Big Mac diplomacy may be the Trump administration's recipe for peace with North Korea. Who would've thought that the President's love of the 'Golden Arches' could end up being common ground to help facilitate historic talks with the repressive regime? I know you can't really tell by looking at him, but Kim Jong Un apparently has a soft spot for a McDonald's quarter-pounder with cheese and extra-large fries.
Could McDonald's be the actual reason that North Korea seems so eager to make this summit happen with the U.S.? According to U.S. officials the answer is, at least in part, yes. Apparently, Kim Jong Un may allow a McDonald's in Pyongyang as “a show of goodwill to the U.S." How generous of him.
It's said that the way to a man's heart is through his stomach. But what if the man has no heart, like Kim Jong Un? Is the promise of regular Happy Meals and chocolate milkshakes really all it takes to get Kim to relinquish his nukes? If so, why didn't the last big presidential McDonald's fan – Bill Clinton – think of this?
Regardless of North Korea's motive, the opening of a McDonald's there would be a potentially monumental breakthrough. Historically, when McDonald's franchises open in communist nations, it's usually a precursor to shaking off communist rule.
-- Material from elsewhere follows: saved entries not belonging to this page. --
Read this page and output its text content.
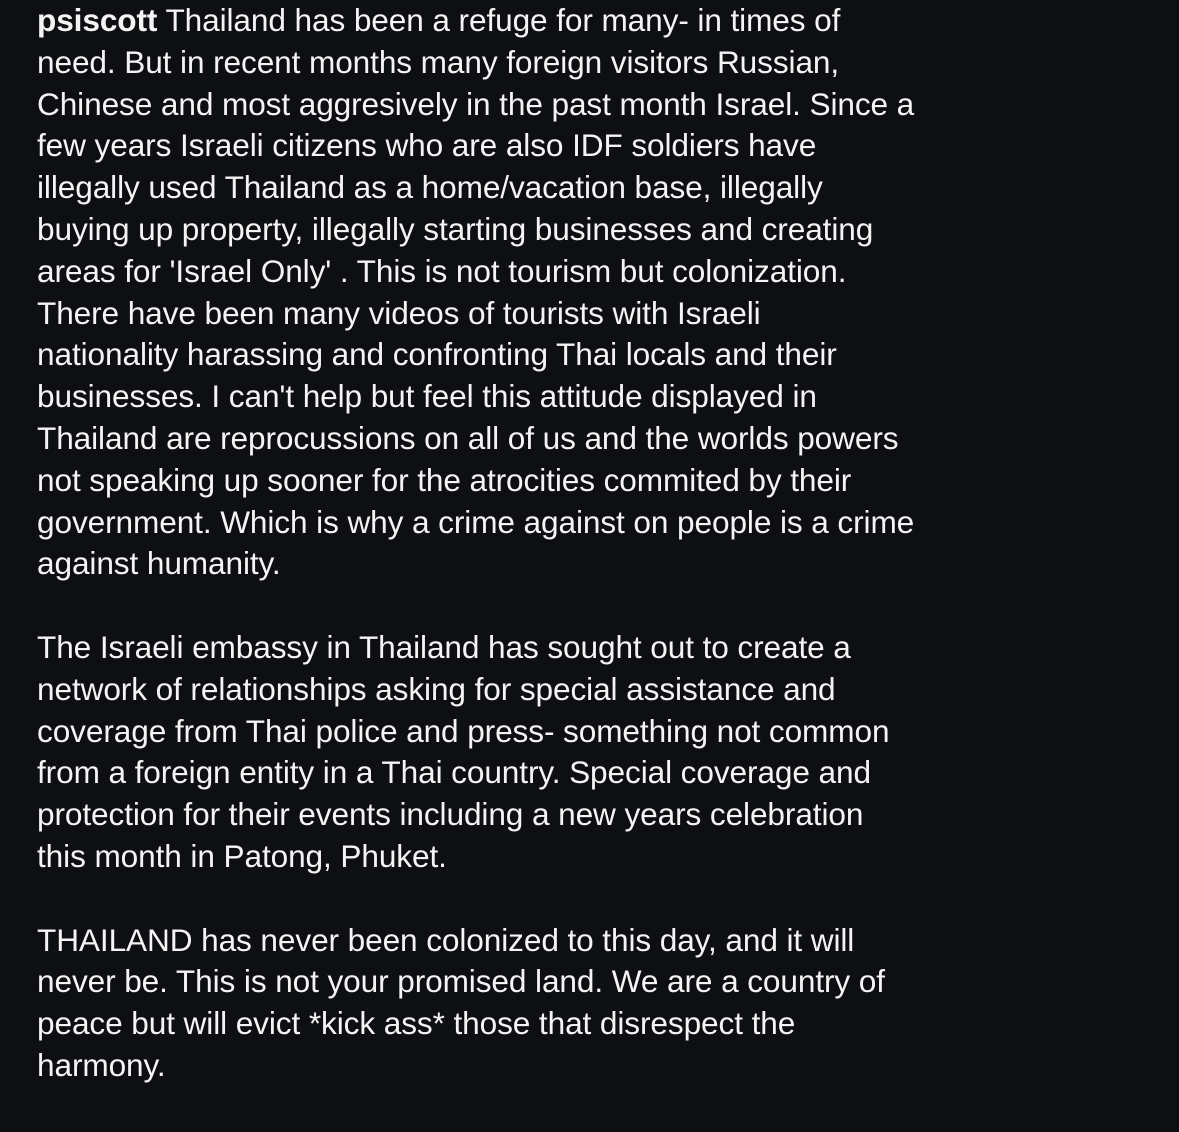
psiscott Thailand has been a refuge for many- in times of
need. But in recent months many foreign visitors Russian,
Chinese and most aggresively in the past month Israel. Since a
few years Israeli citizens who are also IDF soldiers have
illegally used Thailand as a home/vacation base, illegally
buying up property, illegally starting businesses and creating
areas for 'Israel Only' . This is not tourism but colonization.
There have been many videos of tourists with Israeli
nationality harassing and confronting Thai locals and their
businesses. I can't help but feel this attitude displayed in
Thailand are reprocussions on all of us and the worlds powers
not speaking up sooner for the atrocities commited by their
government. Which is why a crime against on people is a crime
against humanity.

The Israeli embassy in Thailand has sought out to create a
network of relationships asking for special assistance and
coverage from Thai police and press- something not common
from a foreign entity in a Thai country. Special coverage and
protection for their events including a new years celebration
this month in Patong, Phuket.

THAILAND has never been colonized to this day, and it will
never be. This is not your promised land. We are a country of
peace but will evict *kick ass* those that disrespect the
harmony.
Russians waited in line for hours when the first McDonald's opened in Moscow in 1990. It seems once a population goes Big Mac, there's no going back. Of course, Russia still has Putin, so maybe they need an In-N-Out Burger.
Historically, when McDonald's franchises open in communist nations, it's usually a precursor to shaking off communist rule.
During the 1970s, when McDonald's first expanded into Europe, its tagline there was “United Tastes of America." More than just offering burgers and fries, it was symbolic of American success, and that your country could have it too. Ray Kroc called his company “my personal monument to capitalism," and in a real sense, that's what McDonald's franchises became in many places overseas.
Of course, it may just be that international sanctions have put the squeeze on Kim's fast-food habit. His father, Kim Jong Il, apparently used to fly in McDonald's from China. Perhaps now Kim Jong Un simply needs a more convenient way to curb those midnight Big Mac attacks. If so, it's pretty much par for the course. Kim will be Lovin' It, right there in Pyongyang, while the rest of his people continue to subsist on shoe leather.